Now let's evaluate the new model. 

In [None]:
evaluate_multi_task_f1(dataset_ref, model)

The LLM model is much more accurate already, and there's plenty we can do from here to improve it.

Take a look at the UI. Click the row in the evaluation that was just created to see the details of this run. You'll see a trace of it's execution, which shows that some of the calls failed due to invalid json output.

Try to fix the prompt to improve the json output and try again!

## Experimentation

Now let's try with gpt-4 to see if it's any better.

In [None]:
model = LLMModel(weaveflow.OpenaiChatModel('gpt-4'), prompt)
evaluate_multi_task_f1(dataset_ref, model)

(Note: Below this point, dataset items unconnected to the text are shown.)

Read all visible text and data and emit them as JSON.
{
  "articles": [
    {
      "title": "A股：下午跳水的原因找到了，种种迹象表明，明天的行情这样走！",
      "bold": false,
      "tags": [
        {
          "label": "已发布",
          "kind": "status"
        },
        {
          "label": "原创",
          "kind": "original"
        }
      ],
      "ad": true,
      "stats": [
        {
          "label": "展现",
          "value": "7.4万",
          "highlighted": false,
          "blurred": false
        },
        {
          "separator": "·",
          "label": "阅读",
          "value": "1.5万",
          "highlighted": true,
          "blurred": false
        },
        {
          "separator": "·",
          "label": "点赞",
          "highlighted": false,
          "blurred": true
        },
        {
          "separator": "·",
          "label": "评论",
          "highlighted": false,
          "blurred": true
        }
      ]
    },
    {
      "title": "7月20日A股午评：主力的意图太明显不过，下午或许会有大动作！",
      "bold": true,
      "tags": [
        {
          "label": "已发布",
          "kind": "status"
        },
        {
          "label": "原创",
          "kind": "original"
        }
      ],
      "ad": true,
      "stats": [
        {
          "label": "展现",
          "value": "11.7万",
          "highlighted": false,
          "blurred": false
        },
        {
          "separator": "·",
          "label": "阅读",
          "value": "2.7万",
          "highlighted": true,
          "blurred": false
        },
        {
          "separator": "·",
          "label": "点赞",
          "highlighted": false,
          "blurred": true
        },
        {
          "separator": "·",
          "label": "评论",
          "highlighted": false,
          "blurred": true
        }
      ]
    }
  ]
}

And let's try with llama 7b. We'll use Anyscale for this.

In [None]:
model = LLMModel(weaveflow.AnyscaleChatModel('meta-llama/Llama-2-70b-chat-hf'), prompt)

In [None]:
try:
    print(model.predict(example_doc))
except Exception as e:
    print('Exception:', e)

There's a problem here, looks like the Anyscale model includes extra text before the object. Let's try to fix that by changing the prompt.

In [None]:
prompt = "Extract company name (name) and number of shares (shares) from the following Articles of Incorporation document, as a json object. Only include the object in your response, don't say anything else. Doc: {doc}"
model = LLMModel(weaveflow.AnyscaleChatModel('meta-llama/Llama-2-70b-chat-hf'), prompt)

In [None]:
print(model.predict(example_doc))

That's better, now let's evaluate

In [None]:
evaluate_multi_task_f1(dataset_ref, model)

## Production

Anyscale is our best model yet! Nice, let's use it in prod!

Once Weave ops and types are published, you can run them elsewhere, without having the original code.

Note: You can use the `weave serve` and `weave deploy` commands to serve and deploy models. See the Serve.ipynb example.

For now, let's go through a production flow in the notebook.



In [None]:
# Production examples are provided in the example_data directory
prod_examples = glob.glob(os.path.join('example_data', 'aoi*.txt'))

Get the model

In [None]:
model_ref = weave.ref('LLMModel')
model = model_ref.get()

In [None]:
# Iterate through more examples, calling predictions on them
# Add the "env": "prod" attribute so we can distinguish prod predictions from dev
with weave.attributes({'env': 'prod'}):
    for fname in prod_examples:
        doc = open(fname).read()
        try:
            print(model.predict(doc))
        except Exception as e:
            print("Exception: ", e)

There are a lot of problems, let's go to the UI to see what's going on.

Looks like these examples have a more complicated share structure.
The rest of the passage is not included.